The Tameem family from Syria sat through a class with 60 immigrants from Thailand, Nepal, Malysia, Kenya and Somalia to learn the ropes in Iowa.
“When you come to the city seeking services, they cannot treat you differently based on your immigrant status,” said Joshua Barr, of the Des Moines Civil & Human Rights Commission.
Abdul and Ghazwah Tameem fled Syria to protect their five young children from bombs, Islamic State group attacks and the ravages of war. They waited two years in Jordan for a new life in the heartland.
“The people nice,” Abdul Fattah Tameem said. “They treat us very well and we like that. We are very happy here.”
They arrived with little more than the clothes on their backs, so the U.S. Committee for Refugees and Immigrants arranged an apartment for them.
“We start helping them get connected to school, to (English as a Second Language) classes.
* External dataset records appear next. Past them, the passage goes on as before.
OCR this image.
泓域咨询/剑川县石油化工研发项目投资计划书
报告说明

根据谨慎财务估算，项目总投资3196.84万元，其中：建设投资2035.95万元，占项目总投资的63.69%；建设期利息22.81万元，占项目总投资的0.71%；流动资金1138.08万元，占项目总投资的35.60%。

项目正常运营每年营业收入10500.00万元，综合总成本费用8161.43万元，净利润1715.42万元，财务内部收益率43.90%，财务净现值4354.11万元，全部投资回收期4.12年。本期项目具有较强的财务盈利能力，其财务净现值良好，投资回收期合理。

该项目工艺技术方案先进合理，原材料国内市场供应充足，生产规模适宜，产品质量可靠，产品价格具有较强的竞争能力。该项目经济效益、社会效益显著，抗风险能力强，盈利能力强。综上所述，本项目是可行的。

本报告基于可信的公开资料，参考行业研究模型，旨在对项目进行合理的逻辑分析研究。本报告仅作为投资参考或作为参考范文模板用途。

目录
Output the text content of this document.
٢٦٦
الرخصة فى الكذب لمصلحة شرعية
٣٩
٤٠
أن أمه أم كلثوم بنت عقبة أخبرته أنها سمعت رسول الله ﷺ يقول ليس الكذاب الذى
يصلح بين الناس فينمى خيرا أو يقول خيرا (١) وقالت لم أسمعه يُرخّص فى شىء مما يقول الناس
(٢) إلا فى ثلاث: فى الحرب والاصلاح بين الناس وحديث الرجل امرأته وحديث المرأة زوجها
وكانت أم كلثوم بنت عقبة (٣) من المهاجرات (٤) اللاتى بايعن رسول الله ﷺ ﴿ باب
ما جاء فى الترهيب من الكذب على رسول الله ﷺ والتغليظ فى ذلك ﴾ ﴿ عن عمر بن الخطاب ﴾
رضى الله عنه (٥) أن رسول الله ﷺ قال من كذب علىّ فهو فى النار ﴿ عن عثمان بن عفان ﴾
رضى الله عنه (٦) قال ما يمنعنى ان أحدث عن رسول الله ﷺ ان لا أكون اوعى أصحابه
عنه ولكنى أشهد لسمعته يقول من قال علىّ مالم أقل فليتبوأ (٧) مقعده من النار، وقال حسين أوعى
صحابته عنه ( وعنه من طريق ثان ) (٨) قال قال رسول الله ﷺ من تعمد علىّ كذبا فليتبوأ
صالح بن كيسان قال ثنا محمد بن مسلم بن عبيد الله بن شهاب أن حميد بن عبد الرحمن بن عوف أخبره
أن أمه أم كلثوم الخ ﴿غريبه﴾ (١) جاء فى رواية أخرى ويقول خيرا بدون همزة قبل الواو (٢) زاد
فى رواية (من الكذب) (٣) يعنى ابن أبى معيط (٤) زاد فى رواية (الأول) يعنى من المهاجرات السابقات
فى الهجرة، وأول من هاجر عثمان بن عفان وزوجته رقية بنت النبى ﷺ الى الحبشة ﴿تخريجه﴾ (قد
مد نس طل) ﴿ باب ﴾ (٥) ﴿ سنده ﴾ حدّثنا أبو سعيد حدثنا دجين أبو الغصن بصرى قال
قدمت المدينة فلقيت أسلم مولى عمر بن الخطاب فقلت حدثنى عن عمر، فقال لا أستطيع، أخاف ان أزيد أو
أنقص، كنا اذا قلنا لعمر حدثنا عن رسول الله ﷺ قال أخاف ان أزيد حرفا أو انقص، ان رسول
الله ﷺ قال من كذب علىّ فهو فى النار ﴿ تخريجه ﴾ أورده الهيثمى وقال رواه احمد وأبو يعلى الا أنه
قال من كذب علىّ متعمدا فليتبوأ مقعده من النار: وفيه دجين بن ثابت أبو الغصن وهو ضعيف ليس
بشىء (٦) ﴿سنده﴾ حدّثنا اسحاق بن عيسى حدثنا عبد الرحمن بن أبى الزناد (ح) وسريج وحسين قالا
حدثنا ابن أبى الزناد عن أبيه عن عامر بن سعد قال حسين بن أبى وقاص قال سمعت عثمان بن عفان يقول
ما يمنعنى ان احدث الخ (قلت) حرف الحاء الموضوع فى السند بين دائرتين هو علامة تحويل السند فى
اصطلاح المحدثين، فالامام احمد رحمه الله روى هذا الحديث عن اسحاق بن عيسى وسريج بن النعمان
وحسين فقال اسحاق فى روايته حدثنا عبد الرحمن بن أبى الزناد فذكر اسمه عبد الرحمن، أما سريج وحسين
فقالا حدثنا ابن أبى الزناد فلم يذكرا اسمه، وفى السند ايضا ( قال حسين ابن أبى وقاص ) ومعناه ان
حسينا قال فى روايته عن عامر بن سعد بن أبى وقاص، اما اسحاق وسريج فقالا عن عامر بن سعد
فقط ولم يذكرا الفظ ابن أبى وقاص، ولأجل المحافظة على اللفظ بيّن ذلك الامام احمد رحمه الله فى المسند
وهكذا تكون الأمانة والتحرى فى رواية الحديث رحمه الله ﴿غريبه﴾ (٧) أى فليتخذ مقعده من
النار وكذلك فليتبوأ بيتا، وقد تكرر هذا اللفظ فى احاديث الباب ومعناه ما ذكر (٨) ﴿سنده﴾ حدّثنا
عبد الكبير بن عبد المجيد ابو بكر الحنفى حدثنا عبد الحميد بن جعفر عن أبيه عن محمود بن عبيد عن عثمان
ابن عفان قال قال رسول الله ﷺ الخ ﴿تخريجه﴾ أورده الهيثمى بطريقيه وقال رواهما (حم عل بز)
We take them to the doctor. We make sure they know how to go shopping (and) eventually we’ll help them start to look for jobs,” said Carly Ross, of the U.S. Committee for Refugees and Immigrants.
“We are very appreciative of the help we get here,” Abdul Fattah Tameem said. “They help us with everything.”
Ross hopes Iowans will greet all refugees with open arms, especially the Syrians she says have been vetted through a strict screening process.
“These are people who have no other options, and they’re really just looking for a chance to live in a safe place, to start a new home and to raise their families and to be productive members of society just like anyone else,” Ross said.